Beyond getting TCU’S attention, Mark Orlowski, executive director of the Sustainable Endowment Institute, said he wants the 120-page report to initiate progress in schools’ sustainability policies.
“What the report aims to do is to provide a single source of information where you can quickly reference what other institutions are doing (in the area of sustainability),” Orlowski said. “We’re hoping that this report will lead to honest and frank discussion about the role of sustainability on campus.”
ADMINISTRATIVE RESPONSE
Don Mills, vice chancellor for student affairs, said, “How we respond to the environment, we meaning institution, is going to become more and more important in the years to come. I think what (the report) does is it starts to say, ‘Hey, here’s some things we ought to be thinking about.'”

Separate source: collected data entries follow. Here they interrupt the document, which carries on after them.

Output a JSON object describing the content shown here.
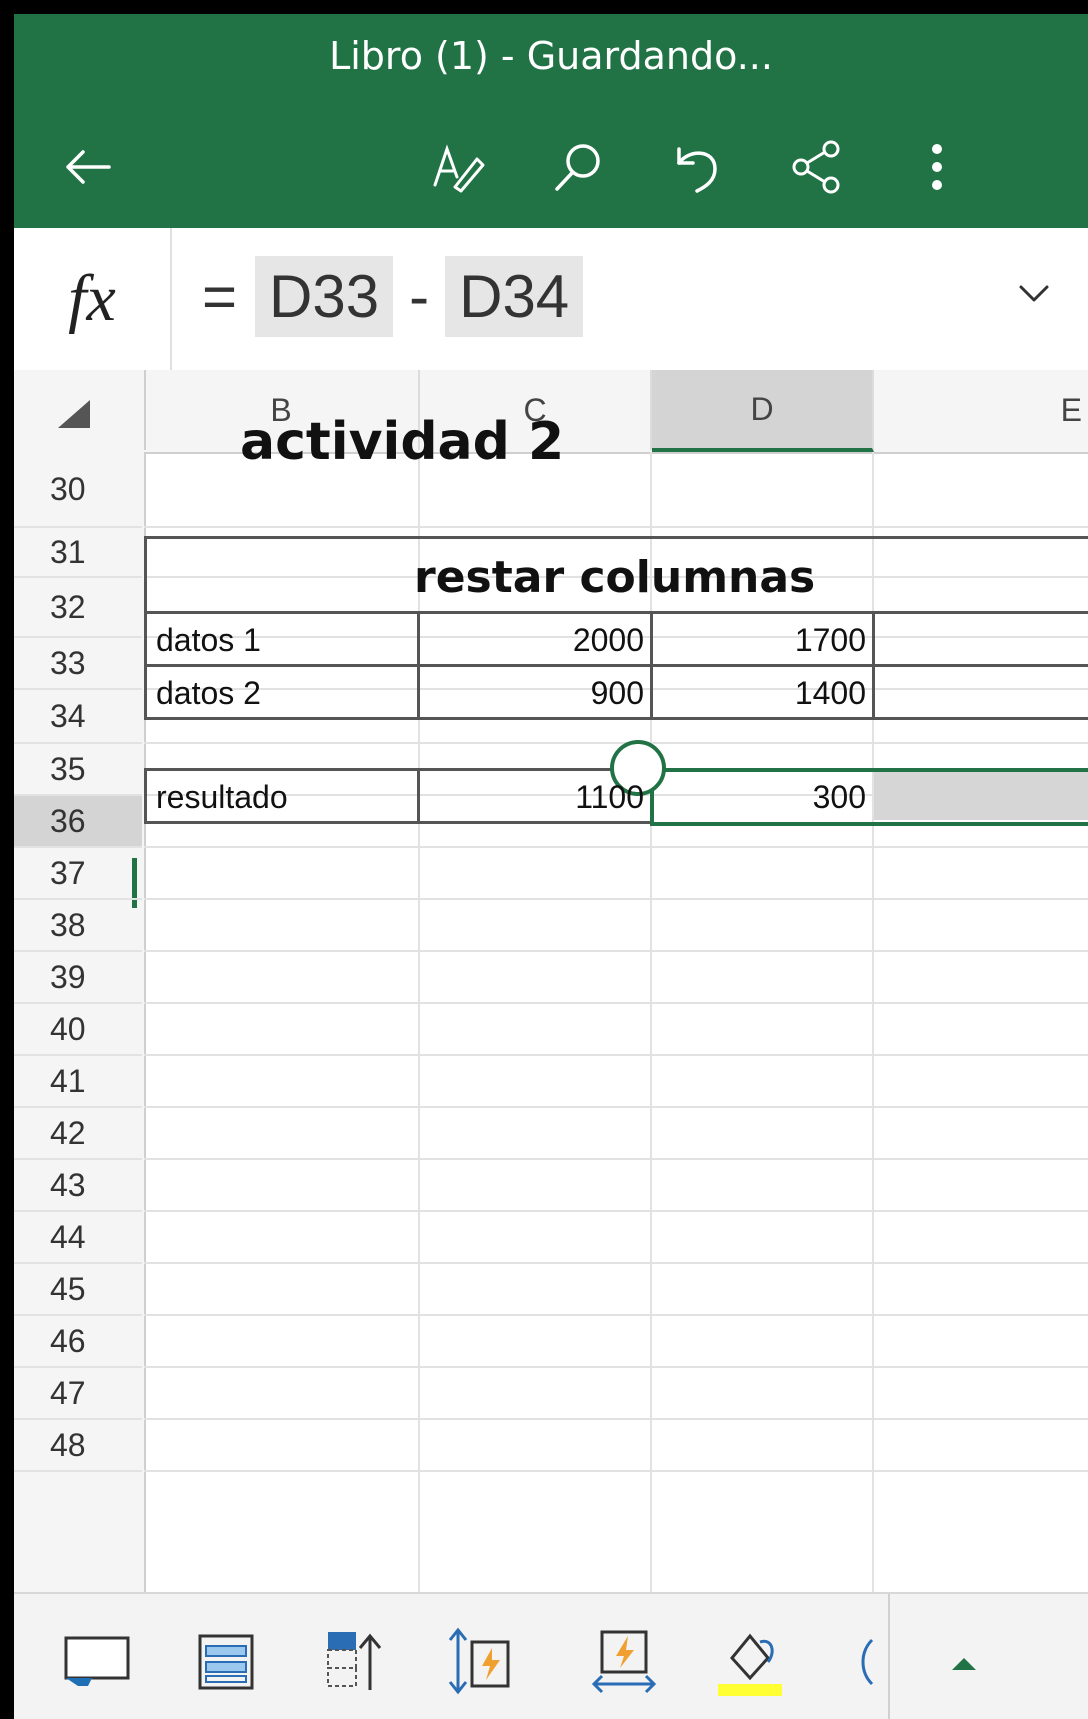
{
  "header": {
    "title": "Libro (1) - Guardando...",
    "icons": [
      "back-arrow-icon",
      "text-edit-icon",
      "search-icon",
      "undo-icon",
      "share-icon",
      "more-icon"
    ]
  },
  "formula_bar": {
    "fx_label": "fx",
    "equals": "=",
    "ref1": "D33",
    "operator": "-",
    "ref2": "D34"
  },
  "grid": {
    "columns": [
      "B",
      "C",
      "D",
      "E"
    ],
    "selected_column": "D",
    "rows": [
      "30",
      "31",
      "32",
      "33",
      "34",
      "35",
      "36",
      "37",
      "38",
      "39",
      "40",
      "41",
      "42",
      "43",
      "44",
      "45",
      "46",
      "47",
      "48"
    ],
    "selected_row": "36",
    "cells": {
      "title": "actividad 2",
      "table_heading": "restar columnas",
      "r33_label": "datos 1",
      "r33_c": "2000",
      "r33_d": "1700",
      "r34_label": "datos 2",
      "r34_c": "900",
      "r34_d": "1400",
      "r36_label": "resultado",
      "r36_c": "1100",
      "r36_d": "300"
    }
  },
  "toolbar": {
    "icons": [
      "screen-icon",
      "table-icon",
      "insert-row-icon",
      "flash-fill-icon",
      "autofit-icon",
      "fill-color-icon",
      "partial-icon",
      "expand-up-icon"
    ],
    "fill_color": "#ffff33"
  },
  "colors": {
    "accent": "#217346"
  }
}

Mills agreed the report serves as an excellent benchmark for universities and said he hoped it would spark conversation among the administration but warned against giving too much authority to its findings.
“I think you have to be a little careful,” Mills said. “One of the problems with the report is they have a very precise way of measuring, so if you don’t fall in with the way they measure, then you won’t do as well.”
Such was the case in the “administration” category of the report, in which TCU received a D for the lack of an advisory council or a formal policy addressing sustainability, an absence that rendered low grades in some of the report’s other areas.
Mills said such a score doesn’t necessarily represent the reality of TCU’s sustainability practices.
“They gave Harvard an A,” Mills said. “Suppose Harvard did everything they’re doing, but didn’t have a formal policy. Would that mean they weren’t doing a good job?”
UNIVERSITY ACCOMPLISHMENTS
Despite average grades, the report did recognize TCU’s accomplishments in several key categories, including green building, food and recycling and climate change and energy.
The report noted that the new university union will qualify for the U.S. Green Building Council’s Leadership in Energy and Environmental Design certification, and that TCU has “pursued an aggressive energy conservation and retrofit program.”
We’ve done quite a lot in terms of green building, Mills said, referring to TCU’s current construction. “You’ll be able to see it out here as these buildings are completed.”
The Sustainable Endowment Institute also complimented TCU for its recycling efforts, acknowledging the grounds crews compost yard waste and 75 percent of the university’s overall waste is recycled.
NON-DISCLOSURE LOWERS GRADES
However, an area that TCU and the College Sustainability Report Card cannot find common ground is the disclosure of endowment investment holdings.
In the “endowment transparency” category, for which TCU received an F, writers of the report encourage “openness to endowment investments.” It also read that access to endowment information encourages open discussion about clean energy investment.
TCU, like many private institutions, has a strict non-disclosure policy, meaning specifics about the endowment investments are only available to the investment staff and the board of trustees.
Chief Investment Officer Jim Hille sees endowment transparency as “somewhat of a strategic disadvantage.”
“It’s not a function of trying to hide anything,” Hille said. “It’s just wanting to retain a competitive advantage in the types of investments that we’re able to access because we do not disclose.”
Though Orlowski said he understands TCU’s desire to keep endowment information private, he disagreed with Hille, saying three leading private institutions received A’s for their inclination to share investment holdings along with proxy voting records.
Orlowski also offered alternatives to complete transparency, suggesting a method of “delayed disclosure” that TCU could release recently out-of-date information that wouldn’t pose a competitive threat.
Hille said the university will not make public disclosure but said that is not to say that the university is not investing in renewable energy funds. TCU receiving an F in the “shareholder engagement” facet of the report can also be attributed to the university’s policy of non-disclosure.
Due to the scale of the College Sustainability Report Card, Orlowski said “it’s not the be all and end all of sustainability,” but maintained that a few simple steps could be adapted to the TCU community with tremendous benefit.
“In general, anything that leads us toward more sustainable practices, I’m probably in favor of,” Boschini said. “A big part of my job is to make sure that there’s a Texas Christian University 100 years from now, and this will help us do that.